Invisible Mode (Enterprise)
hCaptcha's invisible mode requires an Enterprise subscription. When enabled, it works similarly to reCAPTCHA v3: no puzzle is shown to most users, and the challenge is resolved in the background. To activate it, add data-size="invisible" to the widget div and execute the challenge programmatically before form submission:
<div class="h-captcha"
data-sitekey="YOUR_ENTERPRISE_SITE_KEY"
data-size="invisible"
data-callback="onCaptchaSuccess">
</div>
<script>
function onCaptchaSuccess(token) {
document.getElementById('my-form').submit();
}
document.getElementById('my-form').addEventListener('submit', function (e) {
e.preventDefault();
hcaptcha.execute();
});
</script>The server-side verification function remains unchanged for invisible mode. For most users on the free tier the standard puzzle widget is the correct choice.
Migrating from reCAPTCHA to hCaptcha
The two services share a similar API design, so migration is a matter of swapping out four things: the script URL, the CSS class on the widget div, the POST field name, and the verification endpoint.
Front-end changes:
<!-- Before (reCAPTCHA v2) -->
<script src="https://www.google.com/recaptcha/api.js" async defer></script>
<div class="g-recaptcha" data-sitekey="OLD_GOOGLE_SITE_KEY"></div>
<!-- After (hCaptcha) -->
<script src="https://js.hcaptcha.com/1/api.js" async defer></script>
<div class="h-captcha" data-sitekey="NEW_HCAPTCHA_SITE_KEY"></div>PHP verification changes:
<?php
// Before: reCAPTCHA v2
$token = $_POST['g-recaptcha-response'] ?? '';
$verifyUrl = 'https://www.google.com/recaptcha/api/siteverify';
// Response required 'success' === true (no score on v2)
// After: hCaptcha
$token = $_POST['h-captcha-response'] ?? ''; // field name changed
$verifyUrl = 'https://hcaptcha.com/siteverify'; // endpoint changed
// Response still requires 'success' === true — logic is identicalThe POST body parameters (secret, response, remoteip) are the same for both services.
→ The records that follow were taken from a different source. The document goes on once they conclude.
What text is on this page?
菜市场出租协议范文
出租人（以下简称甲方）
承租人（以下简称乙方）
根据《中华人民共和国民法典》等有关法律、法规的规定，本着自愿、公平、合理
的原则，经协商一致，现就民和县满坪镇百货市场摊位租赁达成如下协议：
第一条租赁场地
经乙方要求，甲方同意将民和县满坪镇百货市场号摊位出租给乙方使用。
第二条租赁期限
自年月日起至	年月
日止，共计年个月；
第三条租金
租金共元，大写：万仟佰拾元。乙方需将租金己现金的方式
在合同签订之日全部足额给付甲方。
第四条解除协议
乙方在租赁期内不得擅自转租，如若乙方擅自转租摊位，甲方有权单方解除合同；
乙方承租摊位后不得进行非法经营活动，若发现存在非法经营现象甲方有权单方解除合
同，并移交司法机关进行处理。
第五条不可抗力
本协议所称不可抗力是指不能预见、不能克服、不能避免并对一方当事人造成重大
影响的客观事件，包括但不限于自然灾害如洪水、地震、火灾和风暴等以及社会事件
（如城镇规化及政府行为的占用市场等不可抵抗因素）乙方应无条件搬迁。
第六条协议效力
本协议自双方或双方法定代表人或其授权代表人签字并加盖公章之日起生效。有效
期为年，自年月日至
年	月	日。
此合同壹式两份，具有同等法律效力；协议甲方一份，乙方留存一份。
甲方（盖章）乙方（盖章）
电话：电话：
If you have a shared verification helper, updating the field name read from $_POST and the endpoint URL is all that's needed.
Troubleshooting
- Widget not appearing: Confirm the hCaptcha script loaded without errors (check the browser console). Verify the site key is correct and the domain is listed in your hCaptcha site settings — the domain must match exactly, including subdomains.
- "missing-input-response": The form was submitted before the user completed the CAPTCHA. Ensure the submit button is not triggered programmatically before the widget has issued a token, and consider disabling the submit button until the widget fires its success callback.
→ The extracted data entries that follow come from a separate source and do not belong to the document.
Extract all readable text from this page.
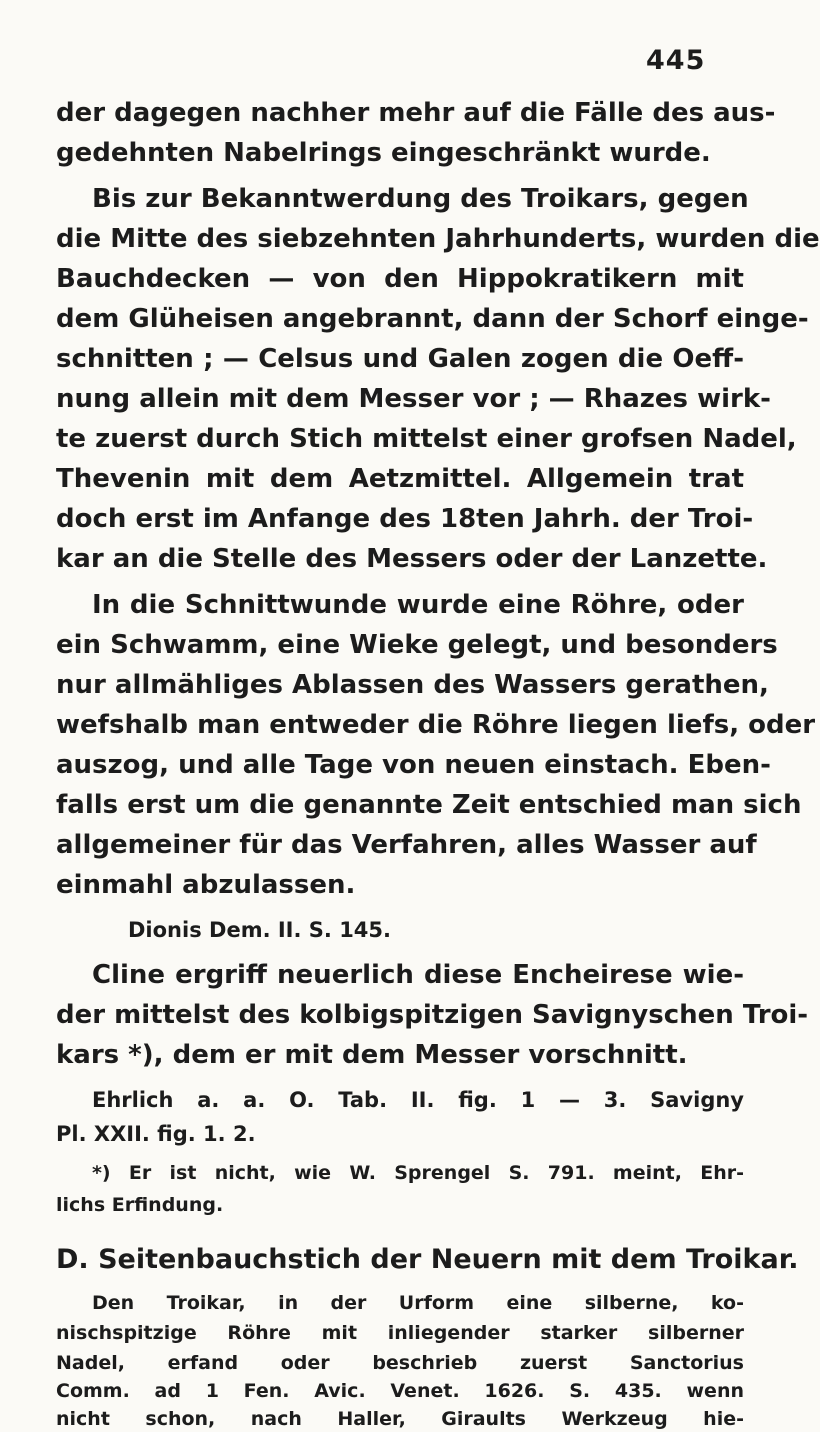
445
der dagegen nachher mehr auf die Fälle des aus-
gedehnten Nabelrings eingeschränkt wurde.
Bis zur Bekanntwerdung des Troikars, gegen
die Mitte des siebzehnten Jahrhunderts, wurden die
Bauchdecken — von den Hippokratikern mit
dem Glüheisen angebrannt, dann der Schorf einge-
schnitten ; — Celsus und Galen zogen die Oeff-
nung allein mit dem Messer vor ; — Rhazes wirk-
te zuerst durch Stich mittelst einer grofsen Nadel,
Thevenin mit dem Aetzmittel. Allgemein trat
doch erst im Anfange des 18ten Jahrh. der Troi-
kar an die Stelle des Messers oder der Lanzette.
In die Schnittwunde wurde eine Röhre, oder
ein Schwamm, eine Wieke gelegt, und besonders
nur allmähliges Ablassen des Wassers gerathen,
wefshalb man entweder die Röhre liegen liefs, oder
auszog, und alle Tage von neuen einstach. Eben-
falls erst um die genannte Zeit entschied man sich
allgemeiner für das Verfahren, alles Wasser auf
einmahl abzulassen.
Dionis Dem. II. S. 145.
Cline ergriff neuerlich diese Encheirese wie-
der mittelst des kolbigspitzigen Savignyschen Troi-
kars *), dem er mit dem Messer vorschnitt.
Ehrlich a. a. O. Tab. II. fig. 1 — 3. Savigny
Pl. XXII. fig. 1. 2.
*) Er ist nicht, wie W. Sprengel S. 791. meint, Ehr-
lichs Erfindung.
D. Seitenbauchstich der Neuern mit dem Troikar.
Den Troikar, in der Urform eine silberne, ko-
nischspitzige Röhre mit inliegender starker silberner
Nadel, erfand oder beschrieb zuerst Sanctorius
Comm. ad 1 Fen. Avic. Venet. 1626. S. 435. wenn
nicht schon, nach Haller, Giraults Werkzeug hie-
- "invalid-input-secret": The secret key sent from PHP does not match what's in your hCaptcha dashboard. Check for extra whitespace or accidental truncation when reading the key from environment variables or config files.
- Token already used: hCaptcha tokens are single-use. If your form processor is called more than once for the same submission (e.g., from a retry on validation failure), the token will be rejected on the second call. Generate a fresh challenge for each attempt.